IT managers can’t maintain a strong security posture if they’re not aware of the latest attack vectors, which is why organizations are increasingly adding cyberthreat intelligence to their defense arsenals.
Threat intelligence provides information about the characteristics of current and recent security threats, such as the IP addresses, domain names and URLs used to perform attacks. Various security vendors create and maintain subscription-based online threat intelligence feeds.
These feeds supply the latest intelligence to threat detection products such as security information and event management (SIEM) systems, intrusion prevention systems (IPSs) and next-generation firewalls (NGFWs). By utilizing threat intelligence, security controls can detect threats more quickly and accurately, enabling organizations to mitigate them faster and reduce damage.
Commercial threat intelligence services include McAfee Global Threat Intelligence, Symantec DeepSight Intelligence and Webroot BrightCloud, among other offerings. There are also open-source and community-based threat intelligence feeds. For example, some Information Sharing and Analysis Centers (ISACs) offer threat intelligence feeds that are specific to the industries or sectors that they serve.
With so many options available, government IT managers might be overwhelmed when trying to choose the best threat intelligence services for their environments and use them most effectively. Keep the following advice in mind when evaluating these feeds and planning their integration and use.
Always Evaluate Quality
Because enterprise security controls use threat intelligence to identify attacks and prioritize attack responses, threat intelligence must be as accurate, timely and comprehensive as possible. Ask these questions of providers:
- What methods are used to generate the threat intelligence? A rich combination of methods generally provides a more complete picture of threats. Full coverage is unrealistic, but it is reasonable to expect a major vendor to monitor most of the Internet through global deployment of sensors.
- How often is threat intelligence updated, how do vendors deliver these updates to customers, and how much of a lag is there between discovery and threat intelligence dissemination? Each of these should be a few minutes at most.
- What metadata is provided with the intelligence? Examples include scores for judging the relative seriousness of each threat, and threat categories for differentiating different types of threats from each other for prioritization. Metadata can be incredibly important for getting more value from threat intelligence services.
Score and Prioritize Threats
States and localities can use threat intelligence services in several ways besides improving attack detection. For example, threat intelligence can be extremely helpful for prioritizing incident handling for detected attacks, if the service provides a robust scoring capability.

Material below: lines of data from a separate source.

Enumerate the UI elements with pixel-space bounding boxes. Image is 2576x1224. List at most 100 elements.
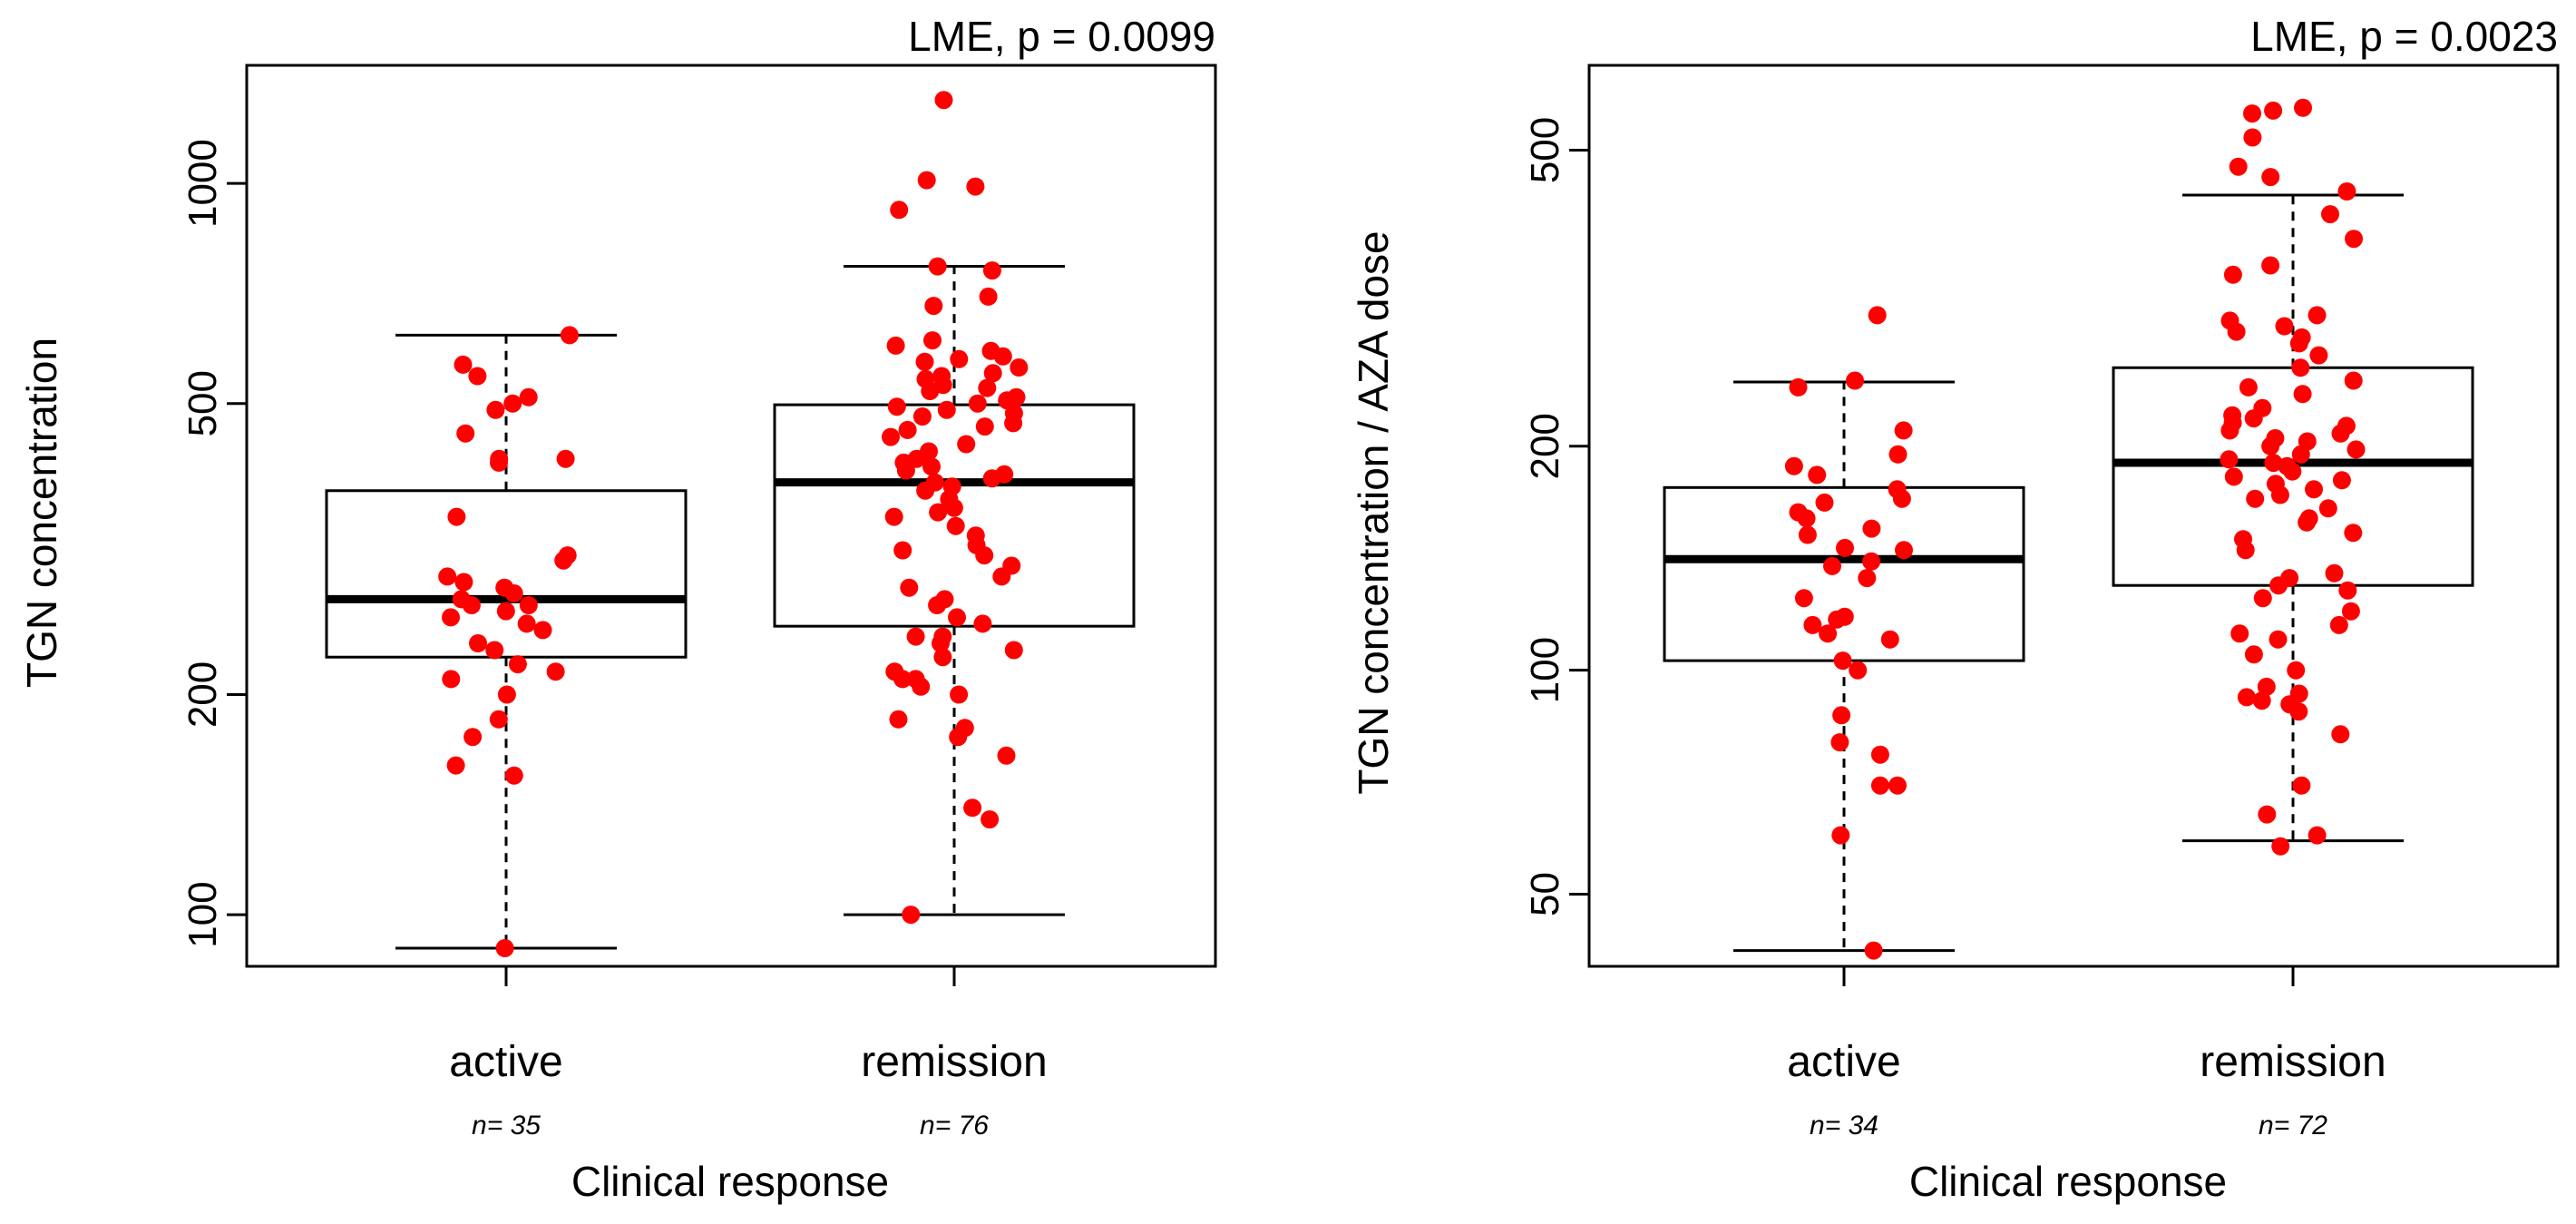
data-point: [454, 355, 473, 374]
category-label-active: active: [1787, 1038, 1900, 1086]
y-tick-label: 1000: [181, 139, 225, 228]
data-point: [2332, 471, 2351, 490]
data-point: [447, 507, 466, 526]
data-point: [2309, 346, 2328, 365]
data-point: [942, 477, 961, 496]
data-point: [2321, 205, 2339, 224]
data-point: [2243, 128, 2262, 147]
data-point: [923, 331, 942, 350]
data-point: [1862, 552, 1881, 571]
data-point: [898, 420, 917, 439]
data-point: [2338, 581, 2357, 600]
data-point: [558, 546, 577, 565]
data-point: [1888, 445, 1908, 464]
data-point: [978, 378, 997, 397]
data-point: [2224, 467, 2243, 486]
data-point: [893, 541, 912, 560]
data-point: [1849, 661, 1868, 680]
data-points: [438, 91, 1029, 957]
data-point: [1830, 733, 1849, 752]
plot-frame: [245, 64, 1217, 968]
data-point: [442, 608, 460, 627]
data-point: [2252, 691, 2271, 710]
data-point: [452, 590, 471, 609]
y-axis-title: TGN concentration / AZA dose: [1350, 230, 1397, 794]
data-point: [950, 349, 969, 368]
data-point: [2344, 371, 2363, 390]
data-point: [933, 648, 952, 667]
iqr-box: [1663, 485, 2025, 662]
data-point: [2337, 182, 2356, 201]
data-point: [997, 746, 1016, 765]
p-value-annotation: LME, p = 0.0099: [908, 13, 1215, 60]
data-point: [933, 627, 952, 646]
data-point: [2308, 306, 2327, 325]
data-point: [1832, 706, 1851, 725]
data-point: [906, 670, 925, 689]
data-point: [1823, 556, 1841, 575]
data-point: [1004, 641, 1023, 660]
y-tick-label: 100: [181, 881, 225, 947]
data-point: [1794, 589, 1813, 608]
data-point: [2239, 377, 2258, 397]
data-point: [2271, 837, 2290, 856]
data-point: [1870, 745, 1889, 764]
data-point: [469, 634, 487, 652]
data-point: [2257, 677, 2276, 696]
data-point: [1858, 569, 1877, 588]
data-point: [560, 326, 579, 345]
data-point: [900, 578, 919, 597]
data-point: [2269, 630, 2288, 649]
data-point: [2220, 311, 2239, 330]
data-point: [2280, 569, 2299, 588]
boxes: [325, 265, 1136, 950]
y-tick-label: 200: [1523, 413, 1567, 479]
data-point: [935, 590, 954, 609]
data-point: [1894, 421, 1913, 440]
plot-frame: [1587, 64, 2560, 968]
data-point: [887, 397, 906, 416]
data-point: [1815, 493, 1834, 512]
data-point: [2266, 429, 2285, 447]
data-point: [886, 336, 905, 355]
data-point: [937, 400, 956, 419]
data-point: [922, 457, 941, 476]
data-point: [2289, 684, 2308, 703]
data-point: [2275, 317, 2294, 336]
data-point: [2305, 480, 2323, 499]
data-point: [2264, 101, 2283, 120]
data-point: [1831, 826, 1850, 845]
data-point: [2230, 624, 2249, 643]
data-point: [463, 728, 483, 747]
data-point: [438, 567, 457, 586]
data-point: [2292, 328, 2311, 347]
panel-right-tgn-per-aza-dose: 50 100 200 500 LME, p = 0.0023 active remis…: [1350, 13, 2560, 1205]
data-point: [2234, 530, 2252, 549]
data-point: [1007, 387, 1026, 406]
data-point: [979, 287, 998, 306]
data-point: [1789, 377, 1808, 397]
data-point: [973, 614, 992, 633]
data-point: [966, 177, 985, 196]
data-point: [490, 449, 509, 468]
data-point: [982, 261, 1001, 280]
data-point: [957, 435, 976, 454]
data-point: [2229, 157, 2248, 176]
data-point: [2261, 168, 2280, 187]
data-point: [2261, 256, 2280, 275]
data-point: [934, 91, 953, 110]
box-active: [325, 333, 688, 950]
boxes: [1663, 193, 2474, 953]
data-point: [963, 798, 982, 818]
category-label-active: active: [449, 1038, 562, 1086]
data-point: [929, 503, 948, 522]
data-point: [995, 465, 1014, 484]
data-point: [955, 719, 974, 738]
data-points: [1784, 98, 2366, 960]
iqr-box: [325, 489, 688, 659]
sample-size-remission: n= 76: [920, 1111, 989, 1141]
data-point: [446, 756, 465, 775]
sample-size-active: n= 35: [472, 1111, 541, 1141]
data-point: [920, 442, 938, 461]
y-tick-label: 500: [181, 370, 225, 436]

There’s no standard convention for threat scoring, so every service is different. Scoring can be done in many ways, but typically involves a numeric score (such as 1 to 5 or 0 to 100). More granular scores are generally preferable because they afford more flexibility when it comes to decision-making. For example, an agency that uses a 0-to-100 scale can decide to automatically block all threats with a score of 95 or higher. If that’s too broad, the agency can adjust the threshold to 96 or 97. This level of granularity is simply not possible with a smaller scoring scale.
Another important aspect of scoring is how often scores are updated. The severity of threats changes over time, particularly in the early days after a threat is first observed. Many threats come and go quickly; for example, a phishing attack may be viable only for a few hours because attackers know it will be detected and blocked quickly. A threat involving a phishing attack might initially merit a very high score, but after 12 hours, odds are that the threat is over.
The process of updating scores over time to account for changes in threats is known as aging. Without aging, scores will rapidly become inaccurate, potentially blocking benign activity and causing a partial denial of service for users.
Integrate Threat Intelligence and Security Controls
Threat intelligence feeds aren’t helpful unless the organization’s existing enterprise security controls can take advantage of them. Some legacy security controls don’t support threat intelligence feeds at all, while others offer limited support. Limited support may be no better than no support at all because it can seriously impair the use of threat intelligence. For instance, a firewall might not have the storage or processing power to retain a large volume of threat intelligence, so it can only have information on hand for a small percentage of threats.
IT departments may need to replace their legacy security controls before adopting threat intelligence, but odds are that these products will need to be replaced anyway because they lack the sophisticated new features offered by the current generation of enterprise security controls.